Convert UTF-16LE to UTF-8 in C

2.1k views Asked by At

I am using a library which has a function that returns result strings encoded as UTF-16LE (I'm pretty sure) in a standard char *, as well as the number of bytes in the string. I would like to convert these strings to UTF-8. I tried the solution from this question: Convert UTF-16 to UTF-8 under Windows and Linux, in C which says to use iconv, however the result was that both input and output buffers wound up empty. What am I missing?

My input and output buffers are declared and initialized as follows:

char *resbuff=NULL;
char *outbuff=NULL;
int stringLen;
size_t outbytes=1024;
size_t inbytes;
size_t convResult;
...
//some loop and control code here
...
if (resbuff==NULL) {
    resbuff=(char *)malloc(1024);
    outbuff=(char *)malloc(1024);
}

I then call the library function to fill rebuff with data. Looking at the buffer in the debugger I can see the data in the buffer. For example, if the data is "test", I would see the following looking at the individual indexes of rebuff:

't','\0','e','\0','s','\0','t','\0'

Which I believe is UTF-16LE (other code using the same library would appear to confirm this), and stringlen now equals 8. I then try to convert that to UTF-8 using the following code:

iconv_t conv;
conv=iconv_open("UTF-8", "UTF-16LE");
inbytes=stringLen;
convResult=iconv(conv,&resbuff,&inbytes,&outbuff,&outbytes); //this does return 0
iconv_close(conv);

With the result that outbuff and resbuff both end up as null strings.

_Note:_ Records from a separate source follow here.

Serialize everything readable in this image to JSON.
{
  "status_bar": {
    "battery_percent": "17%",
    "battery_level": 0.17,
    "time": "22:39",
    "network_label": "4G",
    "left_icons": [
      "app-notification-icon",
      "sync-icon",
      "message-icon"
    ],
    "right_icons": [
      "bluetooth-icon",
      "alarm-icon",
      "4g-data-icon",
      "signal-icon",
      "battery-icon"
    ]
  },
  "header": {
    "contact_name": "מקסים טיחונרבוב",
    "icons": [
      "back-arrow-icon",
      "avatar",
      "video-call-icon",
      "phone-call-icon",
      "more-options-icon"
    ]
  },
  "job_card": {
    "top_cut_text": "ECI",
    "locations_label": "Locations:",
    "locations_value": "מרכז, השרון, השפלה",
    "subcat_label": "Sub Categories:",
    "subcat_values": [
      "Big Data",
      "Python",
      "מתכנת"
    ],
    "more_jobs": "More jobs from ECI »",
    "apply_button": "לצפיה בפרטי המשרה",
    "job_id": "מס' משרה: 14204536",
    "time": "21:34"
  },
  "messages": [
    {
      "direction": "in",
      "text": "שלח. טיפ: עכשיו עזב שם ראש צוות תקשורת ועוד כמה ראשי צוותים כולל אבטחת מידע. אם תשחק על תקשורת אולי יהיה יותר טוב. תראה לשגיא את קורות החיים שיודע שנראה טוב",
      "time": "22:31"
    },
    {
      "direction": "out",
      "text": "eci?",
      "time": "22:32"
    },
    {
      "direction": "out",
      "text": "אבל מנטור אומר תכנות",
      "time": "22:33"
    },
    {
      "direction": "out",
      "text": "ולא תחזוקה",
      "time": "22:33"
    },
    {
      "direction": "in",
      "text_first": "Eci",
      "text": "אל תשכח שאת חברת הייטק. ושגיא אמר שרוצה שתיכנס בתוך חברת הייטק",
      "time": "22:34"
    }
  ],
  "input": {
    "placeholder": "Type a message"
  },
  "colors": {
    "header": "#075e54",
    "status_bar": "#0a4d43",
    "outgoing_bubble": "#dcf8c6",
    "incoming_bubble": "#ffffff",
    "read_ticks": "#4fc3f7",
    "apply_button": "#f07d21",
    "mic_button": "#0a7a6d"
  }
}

Note that I declare stringlen as an int rather than an unsigned long because that is what the library function is expecting.

EDIT: I tweaked my code slightly as per John Bollinger's answer below, but it didn't change the outcome.

EDIT 2: Ultimately the output from this code will be used in Python, so I'm thinking that while it might be uglier, I'll just perform the string conversion there. It just works.

1

There are 1 answers

5
John Bollinger On

You do not show the declaration or initialization of variables stringLen and outbytes, and your problem might well lie there. However, this ...

Note that I declare stringlen as an int rather than an unsigned long because that is what the library function is expecting.

... is very troubling. The iconv() function expects its third and fifth arguments to be of type size_t *, and lying to the compiler via a cast isn't going to make the code actually work if they are in fact different types. You should have something along these lines:

size_t in_bytes_left = (expression giving the total input length, in bytes);
size_t out_bytes_available = (expression giving the size of the output buffer);
char *input_temp = resbuff;
char *output_temp = outbuff;
int result;

result = iconv(conv, &input_temp, &in_bytes_left, &output_temp, &out_bytes_available);

Note, too, that you should check the return value to make sure the conversion was complete and successful (in which case the return value will be >= 0). If it is less than zero then the value of errno immediately after the call will tell you what kind of problem occurred.

Edited to add:

You originally said that the zero bytes were converted, but you now say that

outbuff and resbuff both end up as null strings.

which is not the same thing at all.

The iconv() function updates the pointers to the input and output buffers to facilitate converting a long input via multiple calls, the need for that being fairly common. That's why you must pass pointers to those pointers. If you don't want to lose the original values of these pointers then you should make and pass copies; I have updated my code above to demonstrate this.

Additionally, iconv() returns either an error indicator or a count of irreversibly-converted characters, not a count of the total number of converted characters. For valid UTF-16{,LE,BE} to UTF-8, there should never be any irreversible conversions. A return value of zero indicates that the specified number of input bytes were all successfully and reversibly converted to output bytes.

Note also that resbuff, at least, never was a C string. The null chars embedded in the data make a string interpretation inappropriate. Depending on how your input and output buffers were initialized, however, it could be that after iconv() finishes, *resbuff == '\0' and *outbuff == '\0' (referring to your own current code). I'd call those "empty" strings, by the way, not "null" strings. If you do really mean that iconv() leaves resbuff == 0 and outbuff == 0 (i.e. NULL pointers) then that would constitute a bug in iconv().